Edição especial da revista PB analisa a dimensão histórica da Semana de Arte Moderna de 1922 e sua influência no conceito de brasilidade. O movimento modernista substituiu a transposição mecânica de ideias europeias, inspirando novas expressões ao longo das décadas seguintes. A versão digital da edição impressa da PB está disponível na banca virtual BANCAH.
Cem anos depois da Semana de Arte Moderna de 1922, o Brasil de hoje tem muito do que foi idealizado por aqueles artistas. A antropofagia, ato de digerir e não apenas reproduzir a influência estrangeira, fincou-se como instituição não só na cultura, mas na formação social do País. Entretanto, nem tudo são maravilhas nesses paralelos. Crises unem esses dois brasis separados por um século – a começar por um profundo conflito de identidade sociopolítica, visto em ambas as épocas.
Para refletir sobre a dimensão histórica do evento ocorrido no centenário da Independência do Brasil, a influência do modernismo na sociedade e no conceito de brasilidade, a revista PB lança uma edição especial (#467) dedicada ao assunto. Edison Veiga, jornalista responsável pela pesquisa e redação das reportagens, lembra que a Semana foi a primeira mostra coletiva pública na história da cultura brasileira a favor de uma nova linguagem, em oposição à arte de natureza eurocêntrica, por isso, a sua relação com “o que é ser brasileiro”. A chegada da modernidade cravou a reação artística à influência colonialista, imprimindo uma personalidade própria, um jeito brasileiro. Daí sua importância, inspirando novas expressões ao longo das décadas seguintes.

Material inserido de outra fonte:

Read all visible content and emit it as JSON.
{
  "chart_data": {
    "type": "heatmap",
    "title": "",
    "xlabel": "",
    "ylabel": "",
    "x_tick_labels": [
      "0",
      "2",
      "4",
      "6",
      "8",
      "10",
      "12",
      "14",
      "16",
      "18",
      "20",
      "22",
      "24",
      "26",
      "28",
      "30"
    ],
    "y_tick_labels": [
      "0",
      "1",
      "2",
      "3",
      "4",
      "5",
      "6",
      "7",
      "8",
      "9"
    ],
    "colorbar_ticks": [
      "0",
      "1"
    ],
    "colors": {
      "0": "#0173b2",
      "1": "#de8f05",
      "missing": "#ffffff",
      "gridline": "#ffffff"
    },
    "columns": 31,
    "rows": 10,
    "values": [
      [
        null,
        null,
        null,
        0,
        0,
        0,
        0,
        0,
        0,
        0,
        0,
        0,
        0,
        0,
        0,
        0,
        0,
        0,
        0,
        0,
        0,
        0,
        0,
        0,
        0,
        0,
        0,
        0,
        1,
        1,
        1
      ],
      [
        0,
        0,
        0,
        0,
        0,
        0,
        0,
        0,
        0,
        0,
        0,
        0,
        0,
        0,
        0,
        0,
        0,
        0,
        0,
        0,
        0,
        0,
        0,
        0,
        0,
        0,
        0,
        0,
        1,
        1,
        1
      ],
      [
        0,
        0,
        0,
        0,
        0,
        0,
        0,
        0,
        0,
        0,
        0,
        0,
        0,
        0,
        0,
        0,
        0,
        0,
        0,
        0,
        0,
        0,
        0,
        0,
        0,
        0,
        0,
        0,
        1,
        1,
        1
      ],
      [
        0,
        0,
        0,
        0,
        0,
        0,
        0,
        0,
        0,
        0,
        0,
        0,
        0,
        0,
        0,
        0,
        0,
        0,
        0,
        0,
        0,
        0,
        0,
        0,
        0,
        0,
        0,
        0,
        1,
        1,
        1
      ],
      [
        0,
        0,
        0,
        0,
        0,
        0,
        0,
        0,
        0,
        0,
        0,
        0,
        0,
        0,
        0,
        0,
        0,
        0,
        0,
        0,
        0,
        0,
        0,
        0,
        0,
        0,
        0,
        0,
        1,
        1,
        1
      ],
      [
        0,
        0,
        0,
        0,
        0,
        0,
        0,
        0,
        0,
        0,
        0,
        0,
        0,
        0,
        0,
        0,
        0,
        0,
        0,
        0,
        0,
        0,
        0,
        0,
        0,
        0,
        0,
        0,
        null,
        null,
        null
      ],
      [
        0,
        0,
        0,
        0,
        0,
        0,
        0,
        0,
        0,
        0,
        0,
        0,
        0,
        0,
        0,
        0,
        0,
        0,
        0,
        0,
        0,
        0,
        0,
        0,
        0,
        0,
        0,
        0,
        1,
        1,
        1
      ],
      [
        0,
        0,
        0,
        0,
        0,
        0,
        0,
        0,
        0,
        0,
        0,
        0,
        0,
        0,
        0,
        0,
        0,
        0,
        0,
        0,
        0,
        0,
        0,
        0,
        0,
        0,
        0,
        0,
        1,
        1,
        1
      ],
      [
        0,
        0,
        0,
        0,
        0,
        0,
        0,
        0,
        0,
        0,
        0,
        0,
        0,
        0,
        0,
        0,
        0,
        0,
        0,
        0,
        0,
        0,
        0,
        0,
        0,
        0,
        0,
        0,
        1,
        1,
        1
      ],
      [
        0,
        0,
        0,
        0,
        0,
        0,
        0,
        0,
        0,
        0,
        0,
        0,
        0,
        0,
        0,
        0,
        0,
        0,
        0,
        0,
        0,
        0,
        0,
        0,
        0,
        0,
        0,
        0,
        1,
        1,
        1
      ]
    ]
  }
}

“O evento foi tratado, na época, como coisa de grã-fino. O público mais conservador ficou extremamente chocado com as ousadias literárias, musicais e das artes plásticas”, esclarece a historiadora Marcia Camargos. Para alguns, eles eram uma “horda de bárbaros”. Para outros, os “libertadores da arte”. Foi preciso a decantação do tempo para que a Semana de Arte Moderna transcendesse as notas negativas publicadas nos jornais paulistanos de 1922 e ganhasse espaço nos livros de História. E, claro, demonstrasse seu poder para inventar o próprio fazer artístico nacional. “Enquanto o público brasileiro reagia com surpresa, raiva e até horror a um evento cultural de vanguarda, o Brasil começava a construir um lugar para sua arte no mapa do mundo”, assinala o jornalista Daniel Buarque em artigo que analisa a transformação ocorrida na forma como a arte local passou a ser percebida no exterior.
Desde a segunda metade da década de 1910, as influências do cubismo e do expressionismo, a atonalidade e a ruptura com a métrica, já eram registradas por aqui. “É impreciso dizer que o modernismo ocorre a partir de 1922. Havia uma inquietação latente nos artistas naquele início do século 20. Eles começaram a se modernizar, e foi isso que chegou à Semana de 22”, avalia a historiadora e crítica de arte Aracy Amaral, professora na Universidade de São Paulo (USP).
A mola propulsora de uma renovação estética despontou na Exposição de Arte Moderna, em 1917, de Anita Malfatti (1889-1964). A ideia de fazer das comemorações do centenário da Independência ocasião de ruptura artística passa a se manifestar entre intelectuais, como Oswald de Andrade (1890-1954) e Menotti Del Picchia (1892-1988), em meados de 1921. No final daquele ano, no salão do influente Paulo Prado (1869-1943), o conceito de um festival com manifestações artísticas diversas concretiza-se, lembra o jornalista e escritor Herbert Carvalho em “O mecenas do modernismo”.
Entre outras curiosidades, a edição conta detalhes da mais valiosa obra brasileira, Abaporu, criada em 1928 por Tarsila do Amaral (1886-1973). A pintura integra hoje o prestigiado acervo do Museu de Arte Latino-Americana de Buenos Aires (Malba). E sua eventual repatriação por algum museu brasileiro é vista como impossível.
De lá para cá, a Semana de 22 amadureceu enquanto peça indissociável para a compreensão do desenvolvimento da cultura brasileira. Afinal, arte e cultura são a alma de um país e, diga-se de passagem, tiveram papel fundamental na superação do autoritarismo e na construção da democracia. Muito além disso, dali brotaram debates travados até os dias atuais, dos quais, mais uma vez, podemos tirar lições, quando se comemora o bicentenário da Independência, para alcançar um País mais acolhedor e menos conflitante.